L'accord n'élimine pas immédiatement les pénuries.

La capacité HBM reste limitée, les exigences de qualification sont strictes et Nvidia, les hyperscalers et les développeurs rivaux d'accélérateurs se disputent le même approvisionnement avancé.

Vera Rubin gagne à la fois un client et un fournisseur

Le partenariat relie également Nvidia à un client potentiellement important.

SK Telecom prévoit de développer une usine d'IA d'une capacité allant jusqu'à 2 gigawatts en utilisant l'architecture DSX de Nvidia et les systèmes de calcul accéléré Vera Rubin alimentés par la HBM4 de SK Hynix.

La première installation devrait entrer en service en 2027.

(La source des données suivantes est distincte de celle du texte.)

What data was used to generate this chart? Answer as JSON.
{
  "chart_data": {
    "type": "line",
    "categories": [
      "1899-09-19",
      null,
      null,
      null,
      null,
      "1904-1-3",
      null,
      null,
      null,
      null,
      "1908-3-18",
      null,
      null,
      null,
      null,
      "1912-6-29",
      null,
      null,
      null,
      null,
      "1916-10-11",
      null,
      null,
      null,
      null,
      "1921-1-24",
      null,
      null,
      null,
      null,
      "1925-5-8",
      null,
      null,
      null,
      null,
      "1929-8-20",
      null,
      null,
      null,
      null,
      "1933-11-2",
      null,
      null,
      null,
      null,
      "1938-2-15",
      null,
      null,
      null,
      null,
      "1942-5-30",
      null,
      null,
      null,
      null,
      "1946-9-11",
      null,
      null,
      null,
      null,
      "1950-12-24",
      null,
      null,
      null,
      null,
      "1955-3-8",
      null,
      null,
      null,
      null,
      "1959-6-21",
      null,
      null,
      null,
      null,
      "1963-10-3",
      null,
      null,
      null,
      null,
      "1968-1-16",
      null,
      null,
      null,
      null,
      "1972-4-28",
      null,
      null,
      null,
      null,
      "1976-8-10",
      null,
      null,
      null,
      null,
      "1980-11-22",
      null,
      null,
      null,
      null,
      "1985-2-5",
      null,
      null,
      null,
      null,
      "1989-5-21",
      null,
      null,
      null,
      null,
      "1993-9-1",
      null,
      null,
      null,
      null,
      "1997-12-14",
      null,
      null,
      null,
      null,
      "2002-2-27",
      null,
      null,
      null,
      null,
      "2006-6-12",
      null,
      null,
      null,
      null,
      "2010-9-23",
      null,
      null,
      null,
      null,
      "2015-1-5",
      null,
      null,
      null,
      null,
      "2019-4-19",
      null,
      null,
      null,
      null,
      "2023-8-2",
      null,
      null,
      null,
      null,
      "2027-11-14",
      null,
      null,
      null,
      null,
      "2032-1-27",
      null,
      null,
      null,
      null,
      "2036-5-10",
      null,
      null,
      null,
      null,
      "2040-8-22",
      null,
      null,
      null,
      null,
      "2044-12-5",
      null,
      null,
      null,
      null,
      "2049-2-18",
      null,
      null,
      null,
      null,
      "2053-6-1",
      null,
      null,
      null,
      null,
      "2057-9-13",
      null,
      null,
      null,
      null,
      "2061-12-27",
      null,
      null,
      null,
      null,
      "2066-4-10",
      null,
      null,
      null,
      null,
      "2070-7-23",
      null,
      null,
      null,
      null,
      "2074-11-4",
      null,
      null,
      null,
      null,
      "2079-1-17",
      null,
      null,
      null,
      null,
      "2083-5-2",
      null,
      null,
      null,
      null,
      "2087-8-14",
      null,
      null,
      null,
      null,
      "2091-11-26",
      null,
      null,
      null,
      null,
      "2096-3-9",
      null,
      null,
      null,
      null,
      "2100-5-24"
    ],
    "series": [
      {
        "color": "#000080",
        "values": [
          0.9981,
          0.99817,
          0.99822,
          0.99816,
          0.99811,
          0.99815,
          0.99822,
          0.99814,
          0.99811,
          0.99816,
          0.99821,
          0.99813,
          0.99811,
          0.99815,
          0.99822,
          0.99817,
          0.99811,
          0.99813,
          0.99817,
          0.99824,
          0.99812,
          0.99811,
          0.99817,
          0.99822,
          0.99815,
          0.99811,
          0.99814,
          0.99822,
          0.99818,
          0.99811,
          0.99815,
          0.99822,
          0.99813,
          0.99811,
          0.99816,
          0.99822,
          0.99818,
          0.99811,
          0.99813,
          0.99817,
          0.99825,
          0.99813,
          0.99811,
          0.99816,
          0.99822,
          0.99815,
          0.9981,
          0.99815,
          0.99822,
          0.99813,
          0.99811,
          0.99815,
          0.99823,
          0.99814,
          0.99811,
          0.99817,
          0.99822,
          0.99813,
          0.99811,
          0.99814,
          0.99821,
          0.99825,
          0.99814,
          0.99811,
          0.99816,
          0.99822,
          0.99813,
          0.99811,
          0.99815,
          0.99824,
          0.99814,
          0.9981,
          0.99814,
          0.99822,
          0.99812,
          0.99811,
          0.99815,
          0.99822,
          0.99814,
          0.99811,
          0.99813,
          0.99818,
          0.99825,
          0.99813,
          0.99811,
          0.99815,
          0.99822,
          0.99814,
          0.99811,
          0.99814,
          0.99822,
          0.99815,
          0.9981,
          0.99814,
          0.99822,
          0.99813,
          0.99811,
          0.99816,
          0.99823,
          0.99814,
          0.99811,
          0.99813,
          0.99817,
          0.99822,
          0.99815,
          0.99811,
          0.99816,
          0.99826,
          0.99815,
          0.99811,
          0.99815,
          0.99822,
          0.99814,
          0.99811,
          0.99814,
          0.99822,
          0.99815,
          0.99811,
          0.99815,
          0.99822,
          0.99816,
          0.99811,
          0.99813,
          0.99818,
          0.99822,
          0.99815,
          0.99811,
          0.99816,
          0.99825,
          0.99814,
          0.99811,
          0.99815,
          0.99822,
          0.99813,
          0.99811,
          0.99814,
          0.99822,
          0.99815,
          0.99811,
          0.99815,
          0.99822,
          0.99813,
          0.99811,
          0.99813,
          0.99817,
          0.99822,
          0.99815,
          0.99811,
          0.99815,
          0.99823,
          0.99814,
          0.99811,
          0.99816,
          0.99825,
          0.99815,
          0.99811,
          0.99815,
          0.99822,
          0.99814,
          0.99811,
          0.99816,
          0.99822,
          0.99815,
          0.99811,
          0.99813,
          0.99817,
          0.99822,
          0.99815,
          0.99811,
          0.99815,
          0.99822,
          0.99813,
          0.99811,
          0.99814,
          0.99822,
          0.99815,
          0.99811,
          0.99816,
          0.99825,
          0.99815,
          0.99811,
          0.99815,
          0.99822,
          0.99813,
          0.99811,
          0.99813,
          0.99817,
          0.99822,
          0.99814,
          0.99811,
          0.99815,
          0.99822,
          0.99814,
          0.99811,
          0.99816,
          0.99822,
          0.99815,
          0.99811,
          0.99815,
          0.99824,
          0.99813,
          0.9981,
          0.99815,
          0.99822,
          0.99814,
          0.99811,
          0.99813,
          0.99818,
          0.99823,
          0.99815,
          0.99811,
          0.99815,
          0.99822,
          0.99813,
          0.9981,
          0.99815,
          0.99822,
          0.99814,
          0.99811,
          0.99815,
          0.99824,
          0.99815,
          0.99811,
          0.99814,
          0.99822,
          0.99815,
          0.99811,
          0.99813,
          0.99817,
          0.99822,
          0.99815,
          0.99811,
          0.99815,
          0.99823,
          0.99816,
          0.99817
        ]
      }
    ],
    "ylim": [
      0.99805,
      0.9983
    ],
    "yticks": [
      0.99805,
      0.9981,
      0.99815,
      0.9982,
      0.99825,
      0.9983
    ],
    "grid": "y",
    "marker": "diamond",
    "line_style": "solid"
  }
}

Cela crée une boucle stratégique : SK Hynix fournit et co-développe la mémoire, Nvidia fournit les systèmes de calcul, le réseau, les logiciels et l'architecture de centre de données, et SK Telecom devient un client d'infrastructure au service de la Corée du Sud et de la région Asie-Pacifique élargie.

Le déploiement pourrait devenir un site de référence précieux pour Vera Rubin alors que Nvidia fait face à la concurrence des processeurs personnalisés des hyperscalers et des sociétés spécialisées en puces IA.

Il renforce aussi la transition de Nvidia, qui passe de la vente de GPU individuels à la fourniture d'usines d'IA complètes.

Cependant, les entreprises ont signé des lettres d'intention pour un programme décrit comme dépassant les 500 milliards de dollars.

Elles n'ont pas divulgué les revenus attendus pour Nvidia, les volumes de systèmes, les prix de la mémoire ni des engagements d'achat contraignants.

À lire aussi : Pourquoi les actions CoreWeave, Nebius et IREN soutenues par Nvidia s'effondrent-elles ?

Une cassure dépend toujours de l'exécution de Rubin

L'exécution reste le risque central. L'analyste de KeyBanc John Vinh a déclaré que le déploiement de Vera Rubin semblait légèrement retardé en raison de problèmes de couvercle thermique et de la qualification de la HBM4 par SK Hynix.

Il a néanmoins estimé que le risque financier était gérable car des livraisons supplémentaires de Blackwell pourraient compenser des livraisons Rubin plus lentes.

Vinh a maintenu une recommandation Outperform et relevé son objectif de cours pour Nvidia à 330 $ contre 310 $.

Son point de vue reflète la tension du titre : le partenariat adresse le bon goulot d'étranglement, mais Nvidia doit encore qualifier la HBM4, résoudre des défis au niveau système et déployer Rubin selon le calendrier.

Les investisseurs doivent également voir la poursuite des dépenses en capital de Microsoft, Amazon, Alphabet et Meta.

Barron’s a récemment soutenu que des engagements renouvelés de dépenses des Big Tech étaient nécessaires pour soutenir des gains durables au-dessus de 200 $.